A team of researchers with FireEye have discovered a serious security vulnerability in some Android phones involving biometric security. The flaw leaves fingerprints open to hackers by storing them in a “world readable” folder as an image file. Both the HTC One Max and the Samsung Galaxy S5 were cited as vulnerable, but other Android phones from other manufacturers could also be at risk. The HTC One Max was cited as being the most vulnerable, however, storing the fingerprints as unencrypted BMP files that could be read by any unprivileged app or process.
[UPDATE] Word straight from HTC is as follows: HTC is aware of the FireEye report on fingerprint scanner security. We have already addressed the issue for the HTC One max in all regions, and it doesn’t affect any other HTC devices. As always, HTC takes security issues very seriously and makes it a top priority.
The issues were recently detailed by FireEye Labs’ researchers Yulong Zhang, Zhaofeng Chen, Hui Xue, and Tao Wei at Black Hat. A full 11-page report has been made available detailing the issue, all of which revolves around one big reality: “Once leaked, [fingerprints] are leaked for the rest of your life.” Given that fingerprints are often associated with government-related documents, it is of particular importance that biometric security be top-notch.

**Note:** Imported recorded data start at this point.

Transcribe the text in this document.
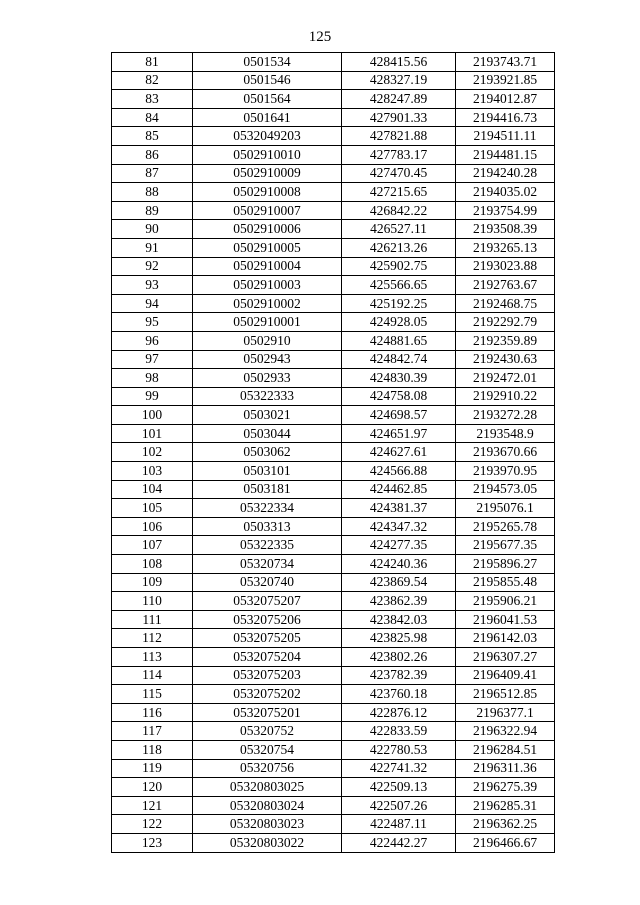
125
81	0501534	428415.56	2193743.71
82	0501546	428327.19	2193921.85
83	0501564	428247.89	2194012.87
84	0501641	427901.33	2194416.73
85	0532049203	427821.88	2194511.11
86	0502910010	427783.17	2194481.15
87	0502910009	427470.45	2194240.28
88	0502910008	427215.65	2194035.02
89	0502910007	426842.22	2193754.99
90	0502910006	426527.11	2193508.39
91	0502910005	426213.26	2193265.13
92	0502910004	425902.75	2193023.88
93	0502910003	425566.65	2192763.67
94	0502910002	425192.25	2192468.75
95	0502910001	424928.05	2192292.79
96	0502910	424881.65	2192359.89
97	0502943	424842.74	2192430.63
98	0502933	424830.39	2192472.01
99	05322333	424758.08	2192910.22
100	0503021	424698.57	2193272.28
101	0503044	424651.97	2193548.9
102	0503062	424627.61	2193670.66
103	0503101	424566.88	2193970.95
104	0503181	424462.85	2194573.05
105	05322334	424381.37	2195076.1
106	0503313	424347.32	2195265.78
107	05322335	424277.35	2195677.35
108	05320734	424240.36	2195896.27
109	05320740	423869.54	2195855.48
110	0532075207	423862.39	2195906.21
111	0532075206	423842.03	2196041.53
112	0532075205	423825.98	2196142.03
113	0532075204	423802.26	2196307.27
114	0532075203	423782.39	2196409.41
115	0532075202	423760.18	2196512.85
116	0532075201	422876.12	2196377.1
117	05320752	422833.59	2196322.94
118	05320754	422780.53	2196284.51
119	05320756	422741.32	2196311.36
120	05320803025	422509.13	2196275.39
121	05320803024	422507.26	2196285.31
122	05320803023	422487.11	2196362.25
123	05320803022	422442.27	2196466.67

According to the report, the HTC One Max saves the user’s fingerprint as “dbgraw.bmp” with world-readable permission. In addition, due to the auth framework refreshing the fingerprint bitmap with each swipe, hackers could “sit in the background and collect the fingerprint image” every time the user swipes. The researchers also found that “most vendors” do not properly lock down the fingerprint sensor, adding another level of vulnerability.

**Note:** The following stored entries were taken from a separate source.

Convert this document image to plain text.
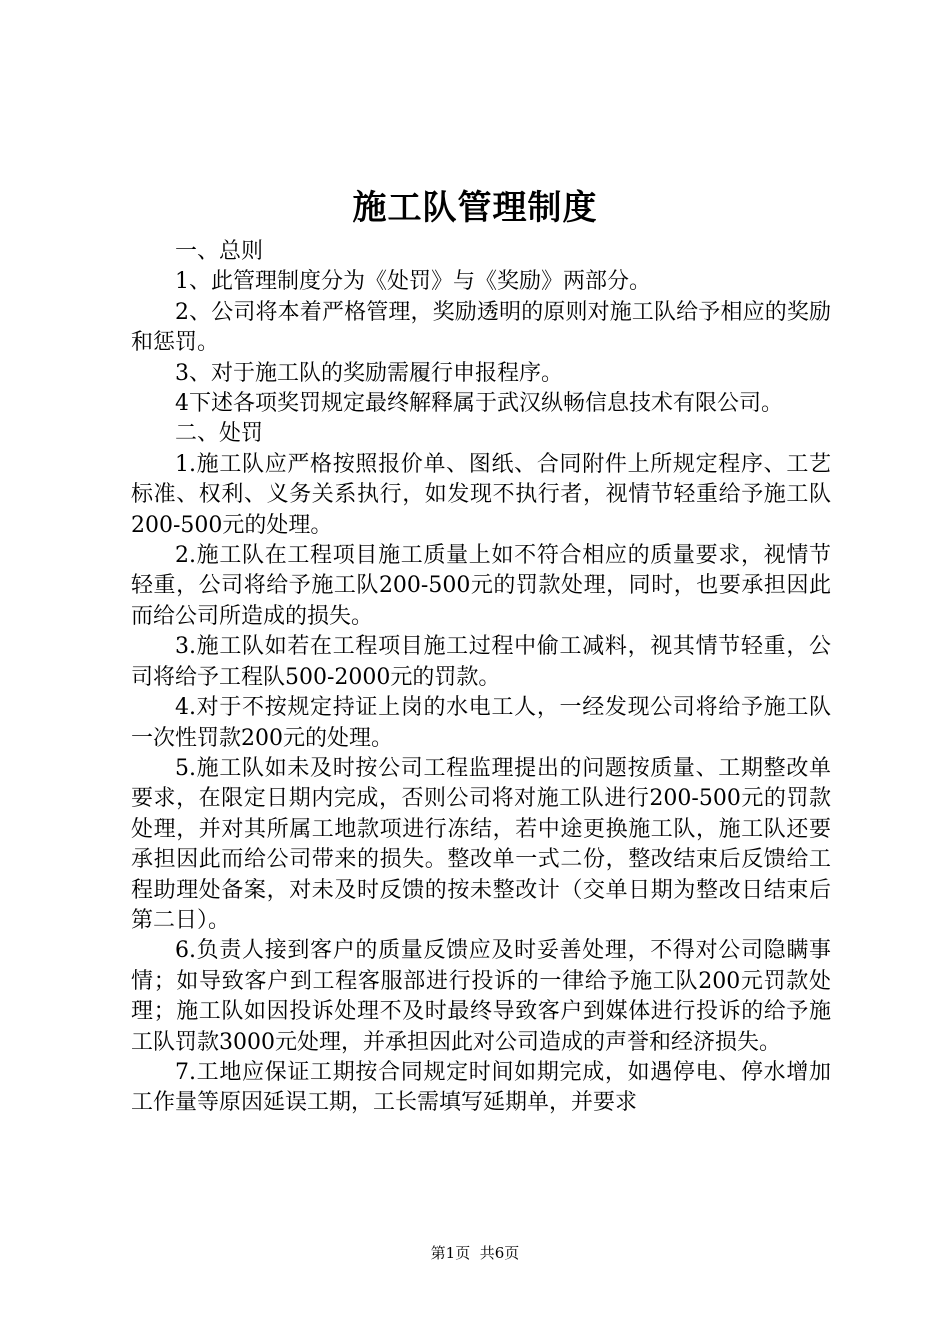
施工队管理制度

一、总则

1、此管理制度分为《处罚》与《奖励》两部分。

2、公司将本着严格管理，奖励透明的原则对施工队给予相应的奖励和惩罚。

3、对于施工队的奖励需履行申报程序。

4下述各项奖罚规定最终解释属于武汉纵畅信息技术有限公司。

二、处罚

1.施工队应严格按照报价单、图纸、合同附件上所规定程序、工艺标准、权利、义务关系执行，如发现不执行者，视情节轻重给予施工队200-500元的处理。

2.施工队在工程项目施工质量上如不符合相应的质量要求，视情节轻重，公司将给予施工队200-500元的罚款处理，同时，也要承担因此而给公司所造成的损失。

3.施工队如若在工程项目施工过程中偷工减料，视其情节轻重，公司将给予工程队500-2000元的罚款。

4.对于不按规定持证上岗的水电工人，一经发现公司将给予施工队一次性罚款200元的处理。

5.施工队如未及时按公司工程监理提出的问题按质量、工期整改单要求，在限定日期内完成，否则公司将对施工队进行200-500元的罚款处理，并对其所属工地款项进行冻结，若中途更换施工队，施工队还要承担因此而给公司带来的损失。整改单一式二份，整改结束后反馈给工程助理处备案，对未及时反馈的按未整改计（交单日期为整改日结束后第二日）。

6.负责人接到客户的质量反馈应及时妥善处理，不得对公司隐瞒事情；如导致客户到工程客服部进行投诉的一律给予施工队200元罚款处理；施工队如因投诉处理不及时最终导致客户到媒体进行投诉的给予施工队罚款3000元处理，并承担因此对公司造成的声誉和经济损失。

7.工地应保证工期按合同规定时间如期完成，如遇停电、停水增加工作量等原因延误工期，工长需填写延期单，并要求

第1页 共6页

That latter issue, which would be mitigated by using the TrustZone protections offered by ARM chips, was also found to affect Samsung Galaxy S5 handsets, as well. At this time, both Samsung and HTC have pushed out patches to correct these vulnerabilities. Users are encouraged to keep their devices up to date at all times, while manufacturers are encouraged to utilize TrustZone protections and proper encryption.